[Adv] Return to opencv!

I’ve just pushed a change to fastai that goes back to using opencv, which reverts the change to Pillow for image processing that I made about a week ago. The problems with Pillow were that:

  • It wasn’t nearly as fast as opencv
  • It couldn’t handle arrays with anything other than 1, 3, or 4 channels

Previously, opencv was causing problems for some people with freezing due to a conflict with python multiprocessing. Therefore, I’ve now switched to using ThreadPoolExecutor, after an opencv contributor told me on twitter that he’d removed the need for the GIL in opencv.

So in my testing, this is now fast and reliable! Please let me know if you have any slowdown in data augmentation, or any new freezes or other issues.
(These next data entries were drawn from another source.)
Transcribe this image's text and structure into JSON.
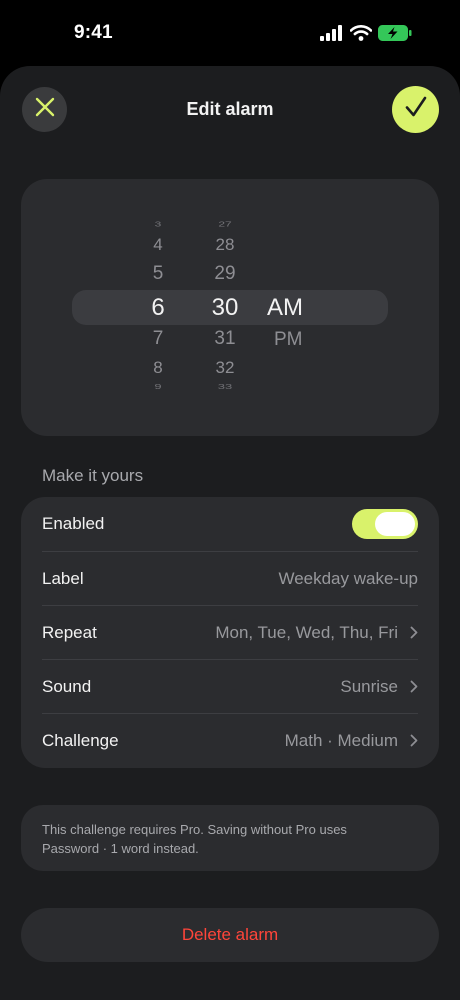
{
  "status_bar": {
    "time": "9:41"
  },
  "header": {
    "title": "Edit alarm",
    "close_icon": "close-icon",
    "confirm_icon": "checkmark-icon"
  },
  "picker": {
    "hours": [
      "3",
      "4",
      "5",
      "6",
      "7",
      "8",
      "9"
    ],
    "minutes": [
      "27",
      "28",
      "29",
      "30",
      "31",
      "32",
      "33"
    ],
    "periods": [
      "AM",
      "PM"
    ],
    "selected": {
      "hour": "6",
      "minute": "30",
      "period": "AM"
    }
  },
  "settings": {
    "section_title": "Make it yours",
    "enabled": {
      "label": "Enabled",
      "value": true
    },
    "label": {
      "label": "Label",
      "value": "Weekday wake-up"
    },
    "repeat": {
      "label": "Repeat",
      "value": "Mon, Tue, Wed, Thu, Fri"
    },
    "sound": {
      "label": "Sound",
      "value": "Sunrise"
    },
    "challenge": {
      "label": "Challenge",
      "value": "Math · Medium"
    }
  },
  "note": {
    "line1": "This challenge requires Pro. Saving without Pro uses",
    "line2": "Password · 1 word instead."
  },
  "delete_label": "Delete alarm",
  "colors": {
    "accent": "#d9f26b",
    "destructive": "#ff453a",
    "card": "#2b2c2f",
    "sheet": "#1c1d1f"
  }
}
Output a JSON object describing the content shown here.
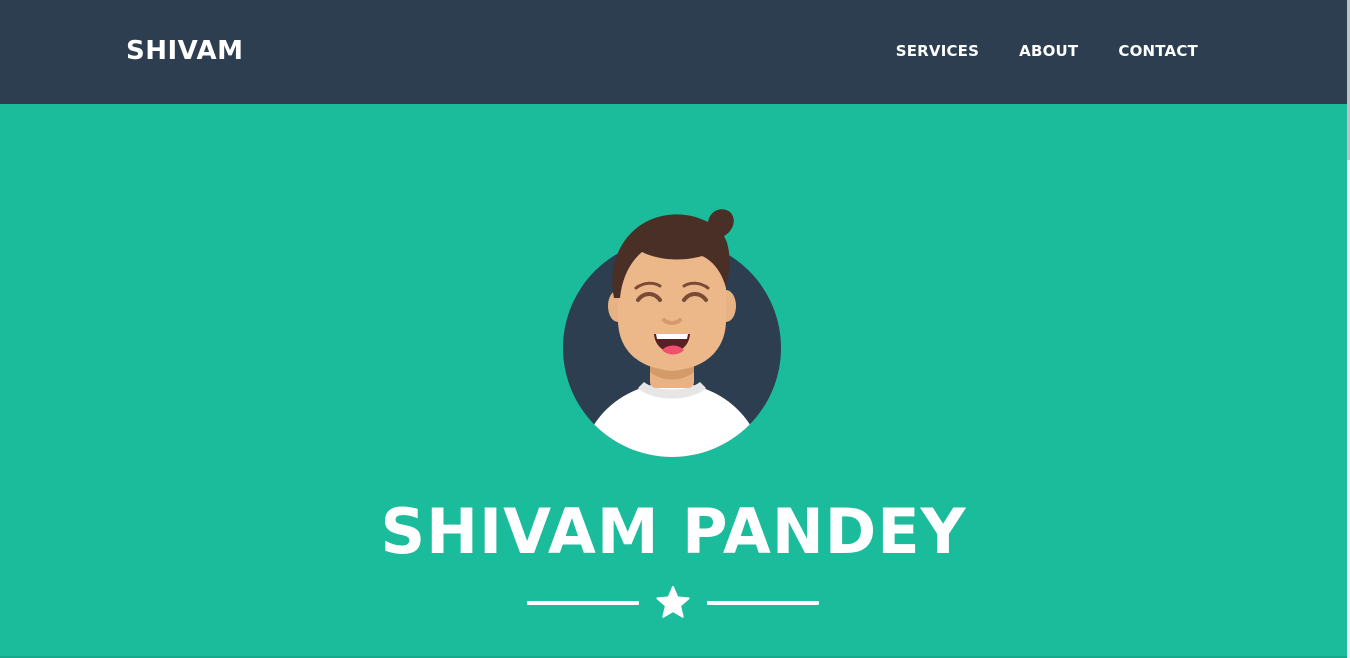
{
  "navbar": {
    "brand": "SHIVAM",
    "links": [
      {
        "label": "SERVICES"
      },
      {
        "label": "ABOUT"
      },
      {
        "label": "CONTACT"
      }
    ]
  },
  "masthead": {
    "heading": "SHIVAM PANDEY",
    "avatar_icon": "avatar-icon",
    "divider_icon": "star-icon"
  },
  "colors": {
    "navbar_bg": "#2c3e50",
    "masthead_bg": "#1abc9c",
    "text": "#ffffff"
  }
}
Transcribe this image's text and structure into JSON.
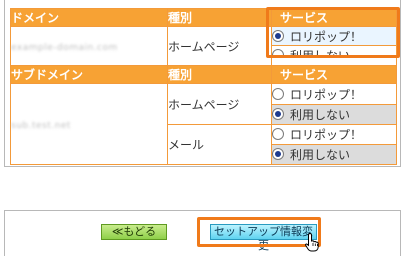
{
  "domain_table": {
    "header": {
      "col1": "ドメイン",
      "col2": "種別",
      "col3": "サービス"
    },
    "row": {
      "name": "example-domain.com",
      "type": "ホームページ",
      "options": [
        "ロリポップ！",
        "利用しない"
      ],
      "selected": 0
    }
  },
  "subdomain_table": {
    "header": {
      "col1": "サブドメイン",
      "col2": "種別",
      "col3": "サービス"
    },
    "name": "sub.test.net",
    "rows": [
      {
        "type": "ホームページ",
        "options": [
          "ロリポップ！",
          "利用しない"
        ],
        "selected": 1
      },
      {
        "type": "メール",
        "options": [
          "ロリポップ！",
          "利用しない"
        ],
        "selected": 1
      }
    ]
  },
  "footer": {
    "back_label": "≪もどる",
    "setup_label": "セットアップ情報変更"
  },
  "colors": {
    "header_bg": "#f7a234",
    "border": "#f39a3a",
    "highlight_outline": "#f07a1a",
    "back_button": "#8fd04a",
    "setup_button": "#5fd3f0"
  }
}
This change should help folks in the iceberg competition, since this should in theory now handle 2-channel data augmentation.

11 Likes

It looks like the commit b1ba89663c16f81ae33220319d08a4f87988eb94 breaks the transformations. The ‘ConstantPad’ class is removed although it’s still called in image_gen function of Transforms class. ConstantPad depended on PIL’s ImageOps, which is probably the reason why it was removed. Created a pull request with a fix.

I’m facing issue with lr finder in the lesson 2 problem. Any insight on it?

I’m not sure if this is related to the update since I didn’t test these two models (VGG16 & VGG19) before this most recent update, but posting here just in case it might be

Just tested the update and its definitely much faster than it was with PIL, so thanks for that!!

@jamesrequa - Is the error only with these two models? Does it work well if you change it to resnet34?

Restarting AWS helped.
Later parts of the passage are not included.